The movie’s title is a reference to something Robert Towne, who’s screenplay earned him an Oscar, although most credit Polanski’s uncredited rewrites as being more prevalent to the success of the film, heard a cop who ran the beat in Chinatown say that he tries to do as little as possible there, because you never know if you’re helping the good guy or the bad guy. Jake repeats this tale to Mulwray at one point, after they’ve gotten intimate, talking about his old days as a beat cop, and the mistake he made in Chinatown many years ago. It’s that confused state of mind that seems to surround Gittes as he tries to sort through this jigsaw puzzle. Like how come water is being flooded at night, where is the girl that Mulwray’s husband was apparently with on the lake in the park, and what does it mean that Evelyn has a slight discoloration flaw in her eye. 

Where this movie turns was shocking to a 1974 audience, and is still shocking now. This film noir variation of Oedipus story eventually leads down a dark corner in a part of town where the rich can get away with anything, and murder, shockingly, isn’t the worst of it. T

his is the first Roman Polanski film I’ve placed in the canon, and it probably should’ve been in earlier. Few filmmakers have led such a dark life, and his films usually tend towards it. He lost his family in the Holocaust, himself barely surviving, and when he made this film, his wife Sharon Tate had been murdered by the Manson Family; they were looking for him.
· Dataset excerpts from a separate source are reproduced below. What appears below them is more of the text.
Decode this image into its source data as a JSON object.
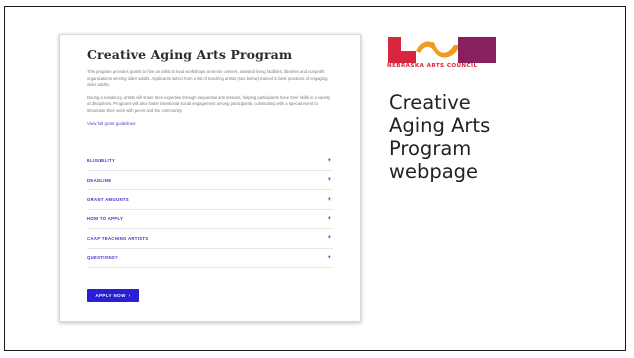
{
  "webpage": {
    "title": "Creative Aging Arts Program",
    "paragraphs": [
      "This program provides grants to hire an artist to lead workshops at senior centers, assisted living facilities, libraries and nonprofit organizations serving older adults. Applicants select from a list of teaching artists (see below) trained in best practices of engaging older adults.",
      "During a residency, artists will share their expertise through sequential arts lessons, helping participants hone their skills in a variety of disciplines. Programs will also foster intentional social engagement among participants, culminating with a special event to showcase their work with peers and the community."
    ],
    "guidelines_link": "View full grant guidelines.",
    "accordion": [
      {
        "label": "ELIGIBILITY"
      },
      {
        "label": "DEADLINE"
      },
      {
        "label": "GRANT AMOUNTS"
      },
      {
        "label": "HOW TO APPLY"
      },
      {
        "label": "CAAP TEACHING ARTISTS"
      },
      {
        "label": "QUESTIONS?"
      }
    ],
    "expand_symbol": "+",
    "apply_button": "APPLY NOW",
    "apply_arrow": "›"
  },
  "logo": {
    "text": "NEBRASKA ARTS COUNCIL",
    "colors": {
      "red": "#d7263d",
      "orange": "#f29a1e",
      "purple": "#8a1f5f"
    }
  },
  "caption": [
    "Creative",
    "Aging Arts",
    "Program",
    "webpage"
  ]
}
When he finally won his long-delayed Oscar for “The Pianist,” he wasn’t allowed in the country to accept it, as he was in exile in Europe after fleeing spending time in prison on a rape trial that, while he was in fact guilty and pleaded guilty ultimately, the execution of his sentence and much of the trial was such an atrocious abuse of the law, even the D.A. on that case has said he would’ve driven Polanski to the airport if he asked. He was nearly extradited a few years back after being arrested in Switzerland, but that didn’t go anywhere. He probably should’ve gotten two Oscars for this film, both for directing and he should’ve gotten a screenplay credit for rewriting the script, but like many of his protagonists, he doesn’t seem to ever be in the position to get the right break. 

If one must suffer to be a true artist, film’s Michelangelo is Polanski.